Attention Prompting on Image for Large Vision-Language Models (2409.17143v1)

Published 25 Sep 2024 in cs.CV and cs.AI

Abstract: Compared with LLMs, Large Vision-LLMs (LVLMs) can also accept images as input, thus showcasing more interesting emergent capabilities and demonstrating impressive performance on various vision-language tasks. Motivated by text prompting in LLMs, visual prompting has been explored to enhance LVLMs' capabilities of perceiving visual information. However, previous visual prompting techniques solely process visual inputs without considering text queries, limiting the models' ability to follow text instructions to complete tasks. To fill this gap, in this work, we propose a new prompting technique named Attention Prompting on Image, which just simply overlays a text-query-guided attention heatmap on the original input image and effectively enhances LVLM on various tasks. Specifically, we generate an attention heatmap for the input image dependent on the text query with an auxiliary model like CLIP. Then the heatmap simply multiplies the pixel values of the original image to obtain the actual input image for the LVLM. Extensive experiments on various vison-language benchmarks verify the effectiveness of our technique. For example, Attention Prompting on Image improves LLaVA-1.5 by 3.8% and 2.9% on MM-Vet and LLaVA-Wild benchmarks, respectively.

PDF HTML Abstract

The paper "Attention Prompting on Image for Large Vision-LLMs" presents an innovative technique designed to enhance the performance of Large Vision-LLMs (LVLMs). These models are capable of taking both text and image inputs, enabling them to address various vision-language tasks with impressive results. The research draws inspiration from the concept of text prompting in LLMs and extends it to the visual domain, introducing a novel method they call "Attention Prompting on Image".

The Problem Addressed

Traditional visual prompting methods for LVLMs have primarily focused on visual inputs alone, without taking associated text queries into account. This limitation hampers the models' ability to effectively follow and respond to text-based instructions, reducing their potential efficacy in tasks that require a coordinated understanding of both visual and textual information.

The Proposed Solution

The authors propose an approach wherein a text-query-guided attention heatmap is overlaid onto the original input images. This method leverages an auxiliary model such as CLIP to generate the attention heatmap based on the given text query. The heatmap is then used to modify the input image by multiplying its pixel values with the heatmap values. This adjusted image, which has been aligned more closely with the text query, is fed into the LVLM.

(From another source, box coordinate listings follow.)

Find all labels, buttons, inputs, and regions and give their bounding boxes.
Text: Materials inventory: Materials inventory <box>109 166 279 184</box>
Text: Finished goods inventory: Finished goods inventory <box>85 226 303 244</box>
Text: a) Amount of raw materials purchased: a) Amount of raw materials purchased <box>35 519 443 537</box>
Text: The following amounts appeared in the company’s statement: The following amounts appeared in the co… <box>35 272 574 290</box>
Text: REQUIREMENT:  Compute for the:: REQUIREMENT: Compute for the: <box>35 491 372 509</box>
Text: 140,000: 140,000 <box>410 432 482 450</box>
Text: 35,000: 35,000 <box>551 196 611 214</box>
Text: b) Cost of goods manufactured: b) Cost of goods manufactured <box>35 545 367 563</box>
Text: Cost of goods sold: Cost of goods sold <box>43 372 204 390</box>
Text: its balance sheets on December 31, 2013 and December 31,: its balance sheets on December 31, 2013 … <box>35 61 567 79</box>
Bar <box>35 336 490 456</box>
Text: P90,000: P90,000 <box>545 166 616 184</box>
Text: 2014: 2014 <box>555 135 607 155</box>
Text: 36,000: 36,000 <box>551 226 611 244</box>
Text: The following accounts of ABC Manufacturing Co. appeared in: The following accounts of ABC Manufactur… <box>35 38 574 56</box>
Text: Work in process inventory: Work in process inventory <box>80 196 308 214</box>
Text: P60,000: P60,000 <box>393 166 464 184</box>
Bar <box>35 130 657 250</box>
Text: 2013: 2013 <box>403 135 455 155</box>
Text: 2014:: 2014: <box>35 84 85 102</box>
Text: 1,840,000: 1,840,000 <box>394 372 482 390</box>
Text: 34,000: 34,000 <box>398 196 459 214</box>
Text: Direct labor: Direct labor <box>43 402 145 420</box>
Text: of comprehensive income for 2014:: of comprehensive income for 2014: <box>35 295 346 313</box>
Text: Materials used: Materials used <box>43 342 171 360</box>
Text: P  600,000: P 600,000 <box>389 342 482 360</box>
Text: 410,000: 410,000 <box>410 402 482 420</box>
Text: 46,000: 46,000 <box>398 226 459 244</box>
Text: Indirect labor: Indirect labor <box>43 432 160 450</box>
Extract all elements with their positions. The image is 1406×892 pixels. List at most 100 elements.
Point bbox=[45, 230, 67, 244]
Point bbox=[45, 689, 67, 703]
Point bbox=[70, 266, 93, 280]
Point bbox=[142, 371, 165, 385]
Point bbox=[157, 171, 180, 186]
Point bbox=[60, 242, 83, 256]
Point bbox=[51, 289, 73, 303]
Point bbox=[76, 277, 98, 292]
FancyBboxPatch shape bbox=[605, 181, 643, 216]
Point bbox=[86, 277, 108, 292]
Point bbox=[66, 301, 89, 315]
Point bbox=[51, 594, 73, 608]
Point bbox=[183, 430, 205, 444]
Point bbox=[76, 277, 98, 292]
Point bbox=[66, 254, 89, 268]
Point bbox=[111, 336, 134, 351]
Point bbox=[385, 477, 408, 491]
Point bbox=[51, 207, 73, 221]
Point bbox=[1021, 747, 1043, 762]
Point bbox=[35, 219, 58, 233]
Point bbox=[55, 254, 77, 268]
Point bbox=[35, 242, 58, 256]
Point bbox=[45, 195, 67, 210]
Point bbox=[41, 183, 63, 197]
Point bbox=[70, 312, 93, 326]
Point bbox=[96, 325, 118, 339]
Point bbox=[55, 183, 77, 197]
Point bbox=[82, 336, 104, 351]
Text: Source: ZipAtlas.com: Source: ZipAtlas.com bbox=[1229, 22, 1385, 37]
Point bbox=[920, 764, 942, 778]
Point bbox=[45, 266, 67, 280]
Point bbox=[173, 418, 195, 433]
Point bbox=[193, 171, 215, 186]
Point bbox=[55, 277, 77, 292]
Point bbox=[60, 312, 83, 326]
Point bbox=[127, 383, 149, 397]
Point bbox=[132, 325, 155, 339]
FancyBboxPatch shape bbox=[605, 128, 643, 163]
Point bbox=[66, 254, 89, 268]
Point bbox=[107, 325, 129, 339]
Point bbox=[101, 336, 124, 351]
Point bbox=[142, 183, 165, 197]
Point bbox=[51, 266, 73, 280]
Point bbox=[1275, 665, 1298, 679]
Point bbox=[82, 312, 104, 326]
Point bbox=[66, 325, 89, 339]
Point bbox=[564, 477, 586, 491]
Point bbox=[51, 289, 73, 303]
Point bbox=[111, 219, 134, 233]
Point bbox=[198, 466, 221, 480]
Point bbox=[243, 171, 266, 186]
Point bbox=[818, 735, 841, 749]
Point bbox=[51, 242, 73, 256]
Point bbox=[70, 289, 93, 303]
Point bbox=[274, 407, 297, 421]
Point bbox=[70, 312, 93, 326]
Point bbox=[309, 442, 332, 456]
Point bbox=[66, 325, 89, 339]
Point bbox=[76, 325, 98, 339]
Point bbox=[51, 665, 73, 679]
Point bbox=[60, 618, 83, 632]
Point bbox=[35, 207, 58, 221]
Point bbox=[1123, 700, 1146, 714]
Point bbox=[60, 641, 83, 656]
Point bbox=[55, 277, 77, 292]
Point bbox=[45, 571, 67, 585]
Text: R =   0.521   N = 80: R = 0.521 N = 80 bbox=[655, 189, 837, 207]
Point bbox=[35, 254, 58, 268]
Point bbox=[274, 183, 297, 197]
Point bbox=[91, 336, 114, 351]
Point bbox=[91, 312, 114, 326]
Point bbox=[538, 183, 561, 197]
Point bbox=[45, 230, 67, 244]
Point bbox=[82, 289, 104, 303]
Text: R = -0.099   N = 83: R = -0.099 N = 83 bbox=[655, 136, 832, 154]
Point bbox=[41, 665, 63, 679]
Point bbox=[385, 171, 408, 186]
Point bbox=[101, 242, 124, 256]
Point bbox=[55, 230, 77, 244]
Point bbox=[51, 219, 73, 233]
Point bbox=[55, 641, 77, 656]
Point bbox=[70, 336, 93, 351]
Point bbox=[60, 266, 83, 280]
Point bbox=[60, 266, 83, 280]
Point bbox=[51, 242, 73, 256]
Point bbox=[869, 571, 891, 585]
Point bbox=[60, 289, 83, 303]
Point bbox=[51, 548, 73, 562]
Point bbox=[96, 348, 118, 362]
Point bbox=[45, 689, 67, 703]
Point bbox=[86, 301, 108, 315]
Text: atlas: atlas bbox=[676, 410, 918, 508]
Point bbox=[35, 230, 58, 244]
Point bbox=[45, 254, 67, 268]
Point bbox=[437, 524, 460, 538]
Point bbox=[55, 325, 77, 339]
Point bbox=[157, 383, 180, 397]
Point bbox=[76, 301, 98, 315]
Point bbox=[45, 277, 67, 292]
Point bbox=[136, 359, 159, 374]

Key Steps in the Methodology

Attention Heatmap Generation: Using a model like CLIP, the attention heatmap is generated for the input image in the context of the provided text query.
Image Adjustment: This heatmap is then applied to the original image by multiplying corresponding pixel values, effectively reweighting the image to highlight areas of interest identified by the text query.
Enhanced Input: The modified input image is fed into the LVLM, which now has an input more attuned to the text instructions.

Experimental Validation

The authors validated their method through extensive experiments on multiple vision-language benchmark tasks. Specifically, their technique led to significant performance enhancements:

On the MM-Vet benchmark, the Attention Prompting on Image technique improved the performance of the LLaVA-1.5 model by 3.8%.
On the LLaVA-Wild benchmark, a 2.9% improvement was recorded.

Conclusion

This work fills a crucial gap in LVLM development by bridging visual inputs with text-based queries through a sophisticated attention prompting mechanism. The proposed technique demonstrates a scalable and effective way to enhance the capabilities of LVLMs, making them more responsive and accurate in tasks that require the integration of visual and textual data. These advancements suggest that incorporating contextual attention mechanisms can significantly boost the utility and performance of vision-LLMs.